Per i successivi dieci secoli la nostra contrada rimase immersa nel silenzio e nell'oblio, finché la storia ci fece sapere che agli inizi dell'anno 1000 il pagus Caballini era parte integrante della Contea di Lecce; che intorno al 1150 le terrae Caballini erano in possesso della famiglia leccese de' Maresgalli; che nel 1250 il casale di Caballino divenne possedimento feudale del barone Pietro de Noha; che agli inizi del 1400 la baronia di Caballino passò a Luigi de' Castromediano, marito di Luisa de Noha; che nel 1560 il barone Sigismondo de' Castromediano acquistò il tenimento di Ussano, sicché i Signori Castromediano divennero feudatari di un latifondo vasto circa 2.200 ettari, chiuso tra i confini di Lecce, San Cesario, San Donato e Galugnano, Caprarica, Lizzanello e Merine.
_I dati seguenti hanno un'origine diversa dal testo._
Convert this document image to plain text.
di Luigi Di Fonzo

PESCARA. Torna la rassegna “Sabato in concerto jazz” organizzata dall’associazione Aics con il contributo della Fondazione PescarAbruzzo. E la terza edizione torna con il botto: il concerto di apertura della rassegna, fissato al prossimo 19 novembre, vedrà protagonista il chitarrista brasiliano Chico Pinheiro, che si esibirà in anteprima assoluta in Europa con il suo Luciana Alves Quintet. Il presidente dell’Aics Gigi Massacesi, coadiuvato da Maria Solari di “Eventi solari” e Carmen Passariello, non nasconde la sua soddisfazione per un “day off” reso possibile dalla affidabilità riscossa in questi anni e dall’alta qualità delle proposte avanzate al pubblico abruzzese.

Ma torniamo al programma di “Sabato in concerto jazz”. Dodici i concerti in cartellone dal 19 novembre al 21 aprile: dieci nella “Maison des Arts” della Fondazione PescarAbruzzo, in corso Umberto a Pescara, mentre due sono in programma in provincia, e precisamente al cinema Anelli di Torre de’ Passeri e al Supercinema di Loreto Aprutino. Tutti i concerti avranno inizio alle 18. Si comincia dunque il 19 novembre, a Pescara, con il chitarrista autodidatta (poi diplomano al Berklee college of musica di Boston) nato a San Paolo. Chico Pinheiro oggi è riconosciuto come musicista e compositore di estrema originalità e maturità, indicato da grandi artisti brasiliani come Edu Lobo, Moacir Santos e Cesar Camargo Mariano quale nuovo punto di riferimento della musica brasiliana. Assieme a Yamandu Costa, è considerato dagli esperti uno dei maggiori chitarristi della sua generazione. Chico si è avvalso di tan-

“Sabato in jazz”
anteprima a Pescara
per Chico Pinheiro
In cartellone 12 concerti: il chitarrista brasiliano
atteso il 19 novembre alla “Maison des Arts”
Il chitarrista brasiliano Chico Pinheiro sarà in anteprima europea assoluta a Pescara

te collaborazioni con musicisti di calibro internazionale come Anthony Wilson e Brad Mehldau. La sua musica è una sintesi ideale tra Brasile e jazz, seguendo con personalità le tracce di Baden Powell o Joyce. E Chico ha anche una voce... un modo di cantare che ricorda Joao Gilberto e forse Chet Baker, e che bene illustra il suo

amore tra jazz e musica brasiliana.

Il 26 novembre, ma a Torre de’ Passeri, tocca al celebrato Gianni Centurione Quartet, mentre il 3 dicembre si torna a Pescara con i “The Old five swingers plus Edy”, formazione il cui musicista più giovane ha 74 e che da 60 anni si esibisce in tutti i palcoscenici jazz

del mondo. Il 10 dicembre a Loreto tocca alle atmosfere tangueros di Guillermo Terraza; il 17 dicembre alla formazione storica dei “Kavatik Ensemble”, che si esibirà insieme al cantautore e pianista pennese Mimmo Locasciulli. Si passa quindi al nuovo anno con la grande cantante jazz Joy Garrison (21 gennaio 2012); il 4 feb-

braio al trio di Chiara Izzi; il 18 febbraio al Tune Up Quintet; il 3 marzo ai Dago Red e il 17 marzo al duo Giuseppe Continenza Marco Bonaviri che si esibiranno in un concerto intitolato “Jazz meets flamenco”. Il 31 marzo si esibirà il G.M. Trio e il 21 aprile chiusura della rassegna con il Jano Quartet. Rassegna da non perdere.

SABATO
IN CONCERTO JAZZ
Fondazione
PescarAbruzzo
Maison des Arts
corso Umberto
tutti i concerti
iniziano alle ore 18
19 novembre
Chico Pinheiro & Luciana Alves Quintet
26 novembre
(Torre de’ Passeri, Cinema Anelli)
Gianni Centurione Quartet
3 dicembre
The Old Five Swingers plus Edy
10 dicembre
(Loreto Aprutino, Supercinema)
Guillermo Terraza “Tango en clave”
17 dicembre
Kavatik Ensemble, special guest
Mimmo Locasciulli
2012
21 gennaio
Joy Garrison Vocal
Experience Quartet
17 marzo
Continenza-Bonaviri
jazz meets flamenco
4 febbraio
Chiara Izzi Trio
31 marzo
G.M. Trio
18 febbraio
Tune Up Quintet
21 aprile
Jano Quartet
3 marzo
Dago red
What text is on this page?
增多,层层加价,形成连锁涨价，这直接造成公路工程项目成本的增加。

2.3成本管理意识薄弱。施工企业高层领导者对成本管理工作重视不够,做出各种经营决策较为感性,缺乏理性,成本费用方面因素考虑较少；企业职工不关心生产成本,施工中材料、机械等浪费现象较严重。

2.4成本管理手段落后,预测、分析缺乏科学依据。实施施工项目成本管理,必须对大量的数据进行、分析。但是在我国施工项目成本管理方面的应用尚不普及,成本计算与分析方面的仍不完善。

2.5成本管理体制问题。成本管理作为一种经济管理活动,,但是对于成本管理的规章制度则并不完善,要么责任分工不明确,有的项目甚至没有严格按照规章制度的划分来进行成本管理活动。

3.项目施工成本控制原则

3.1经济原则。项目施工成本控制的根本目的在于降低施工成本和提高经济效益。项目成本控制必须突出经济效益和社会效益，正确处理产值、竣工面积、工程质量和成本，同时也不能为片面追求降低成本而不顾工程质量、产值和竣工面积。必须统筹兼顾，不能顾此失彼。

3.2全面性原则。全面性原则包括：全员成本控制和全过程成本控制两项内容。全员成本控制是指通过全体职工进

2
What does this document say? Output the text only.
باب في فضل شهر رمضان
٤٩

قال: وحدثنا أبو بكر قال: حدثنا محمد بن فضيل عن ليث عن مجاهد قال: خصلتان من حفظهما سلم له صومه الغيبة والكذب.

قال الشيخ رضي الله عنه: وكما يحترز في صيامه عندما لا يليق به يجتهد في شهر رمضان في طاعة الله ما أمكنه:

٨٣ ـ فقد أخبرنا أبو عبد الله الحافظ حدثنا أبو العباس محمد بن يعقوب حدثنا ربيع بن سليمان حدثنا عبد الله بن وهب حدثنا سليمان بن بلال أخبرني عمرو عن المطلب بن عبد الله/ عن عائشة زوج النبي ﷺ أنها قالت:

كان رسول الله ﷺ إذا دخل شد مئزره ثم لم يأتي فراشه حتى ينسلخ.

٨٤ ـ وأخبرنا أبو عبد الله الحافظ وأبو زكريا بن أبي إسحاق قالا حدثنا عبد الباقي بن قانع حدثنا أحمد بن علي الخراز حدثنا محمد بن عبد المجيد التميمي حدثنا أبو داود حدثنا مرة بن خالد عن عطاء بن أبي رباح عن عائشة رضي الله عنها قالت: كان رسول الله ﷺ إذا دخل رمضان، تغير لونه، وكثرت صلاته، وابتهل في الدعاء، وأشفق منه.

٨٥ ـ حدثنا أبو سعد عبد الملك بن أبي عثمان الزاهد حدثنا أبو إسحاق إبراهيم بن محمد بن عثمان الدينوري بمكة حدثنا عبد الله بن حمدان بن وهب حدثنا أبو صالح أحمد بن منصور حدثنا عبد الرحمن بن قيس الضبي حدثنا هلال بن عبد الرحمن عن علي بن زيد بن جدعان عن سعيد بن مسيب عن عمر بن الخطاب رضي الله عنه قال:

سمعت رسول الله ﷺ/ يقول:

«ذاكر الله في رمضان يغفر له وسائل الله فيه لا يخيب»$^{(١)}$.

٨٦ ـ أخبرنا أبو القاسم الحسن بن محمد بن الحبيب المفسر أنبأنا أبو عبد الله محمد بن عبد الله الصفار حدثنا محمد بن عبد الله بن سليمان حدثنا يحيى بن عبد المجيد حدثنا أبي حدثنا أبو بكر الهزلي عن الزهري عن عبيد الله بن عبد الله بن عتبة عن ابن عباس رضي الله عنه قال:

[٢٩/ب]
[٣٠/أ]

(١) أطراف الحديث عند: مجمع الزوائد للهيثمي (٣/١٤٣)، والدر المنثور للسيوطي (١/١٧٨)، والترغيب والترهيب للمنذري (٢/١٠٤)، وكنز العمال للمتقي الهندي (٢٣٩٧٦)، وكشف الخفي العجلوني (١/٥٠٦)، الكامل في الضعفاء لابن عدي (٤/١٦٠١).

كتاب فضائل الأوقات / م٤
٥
Essi, i Castromediano, misero a coltura razionale il loro feudo: il territorio fu suddiviso in grandi masse di terre (massarei) assegnate ai capaci massai, in medie tenute affidate ai fedeli coloni, e in singoli poderi recintati e chiusi (chiusure o chiesure) affittati a operosi ortolani.

La fascia settentrionale del territorio, stretta e alquanto sopraelevata, con un sottile strato di terra bruna tormentata da discontinui banchi affioranti di roccia calcarea (petra leccese o leccisu), con la falda acquifera troppo profonda e con i terreni agrari aridi e brulli, fu adibita prevalentemente a seminativi, a maggesi, a prati, a pascoli; la zona meridionale, ampia e avvallata, ricca di fertile terra rossa, con falda acquifera poco profonda e facile da raggiungere con i pozzi, fu adibita a oliveti, a vigneti, a mandorleti, a orti; le varie colture ortive, inoltre, venivano praticate in giardini agrari contornati da siepi di fichidindia e valorizzati con arbusti di melograno, di cotogno, di nespolo, di ciliegio e con alberelli di arancio, di mandarino, di limone.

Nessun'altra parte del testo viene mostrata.